Due to the nature of container ports – even those which are world-leading – the potential for incidents is high if stringent requirements are not followed. While APM Terminals has mandatory training for its own personnel, it was not always in a position to insist that contractors uphold those same high standards.
“There are limitations on the amount of control we can exert over contractors,” says Christopher Allen, Director Health, Safety, Security Environment at APM Terminals Los Angeles. “That’s why it is important that our contractor management exceeds standards of care and reflects safety best practices.”
Now in his fourth year with APM Terminals, Christopher takes pause to reflect on the changes he’s implemented with his team – initiatives which recently saw him pick up the Avetta Premier Partner award for collaboration and co-innovation at the Avetta Summit in Houston, Texas.
Historical process revised
”Contractor safety managment has historically focused on processes to reduce safety risk when contractors perform work in the terminal,” says Christopher.
That may have seemed logical, but it left gaps. ”We view our responsibility as being integral to the contracting process from the very beginning of our connection with a vendor.
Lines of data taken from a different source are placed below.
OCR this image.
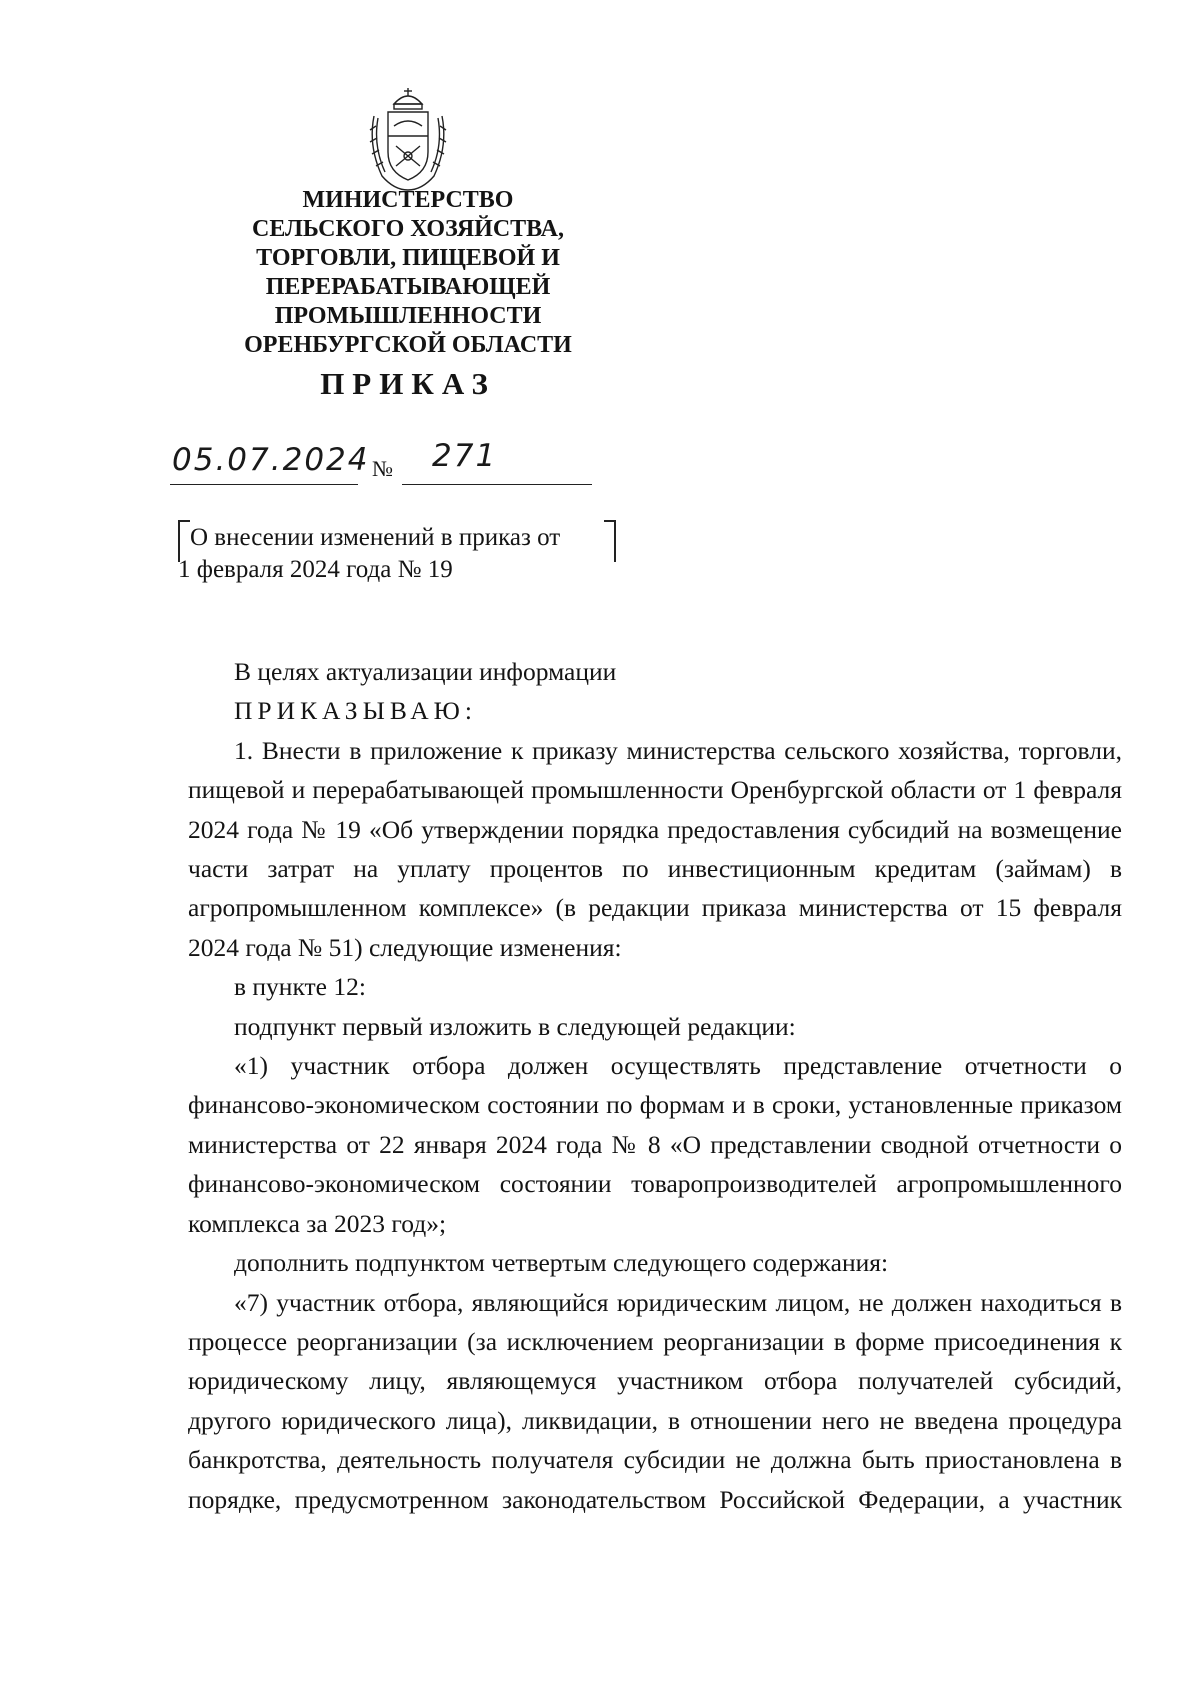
МИНИСТЕРСТВО
СЕЛЬСКОГО ХОЗЯЙСТВА,
ТОРГОВЛИ, ПИЩЕВОЙ И
ПЕРЕРАБАТЫВАЮЩЕЙ
ПРОМЫШЛЕННОСТИ
ОРЕНБУРГСКОЙ ОБЛАСТИ
ПРИКАЗ
05.07.2024 № 271
О внесении изменений в приказ от
1 февраля 2024 года № 19

В целях актуализации информации

ПРИКАЗЫВАЮ:

1. Внести в приложение к приказу министерства сельского хозяйства, торговли, пищевой и перерабатывающей промышленности Оренбургской области от 1 февраля 2024 года № 19 «Об утверждении порядка предоставления субсидий на возмещение части затрат на уплату процентов по инвестиционным кредитам (займам) в агропромышленном комплексе» (в редакции приказа министерства от 15 февраля 2024 года № 51) следующие изменения:

в пункте 12:

подпункт первый изложить в следующей редакции:

«1) участник отбора должен осуществлять представление отчетности о финансово-экономическом состоянии по формам и в сроки, установленные приказом министерства от 22 января 2024 года № 8 «О представлении сводной отчетности о финансово-экономическом состоянии товаропроизводителей агропромышленного комплекса за 2023 год»;

дополнить подпунктом четвертым следующего содержания:

«7) участник отбора, являющийся юридическим лицом, не должен находиться в процессе реорганизации (за исключением реорганизации в форме присоединения к юридическому лицу, являющемуся участником отбора получателей субсидий, другого юридического лица), ликвидации, в отношении него не введена процедура банкротства, деятельность получателя субсидии не должна быть приостановлена в порядке, предусмотренном законодательством Российской Федерации, а участник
Now, our safety alignment begins at selection, and continues all the way to completion of the job. Safety is part of the lifecycle of the contractor relationship rather than being restricted to a single activity,” he explains.
This ’full term’ way of thinking changed contractor safety management at the terminal. ”We have completely changed our contractor safety management as a result,” he says.
The most effective step taken was to eliminate risk – as far as possible – from the get-go. “We began a process of ‘zero tolerance’ where safety programs and administrative controls were not completed,” says Christopher.
At roll out, the contractor vetting process identified 20 contractors that did not meet APM Terminals’ standards. “Those contractors are no longer eligible to perform work here – and therefore the risk they posed has been eliminated,” he says. The program also identified contractors with inadequate insurance, and poor safety records.
Contractor Safety Management at Pier 400 now has several elements, including: procurement, rigorous vetting, safety training, and permit to work requirements.
Among the steps taken to ensure contractors understood expectations was the creation of a contractor safety handbook which is handed to individuals working on the terminal. To ease communication of these expectations, a training program was additionally developed targeting individual contractors who do work on the terminal, and in addition a training video was developed to make safety learnings more efficient.
The collaboration with Avetta and APM Terminals has not only been recognised outside the company, but inside as well. The Pier 400 Los Angeles facility has been nominated as a finalist in APM Terminals’ own Global Safety Awards being held in September.
Image caption: Christopher Allen of APM Terminals receives the award from Avetta President and CEO Arshad Matin.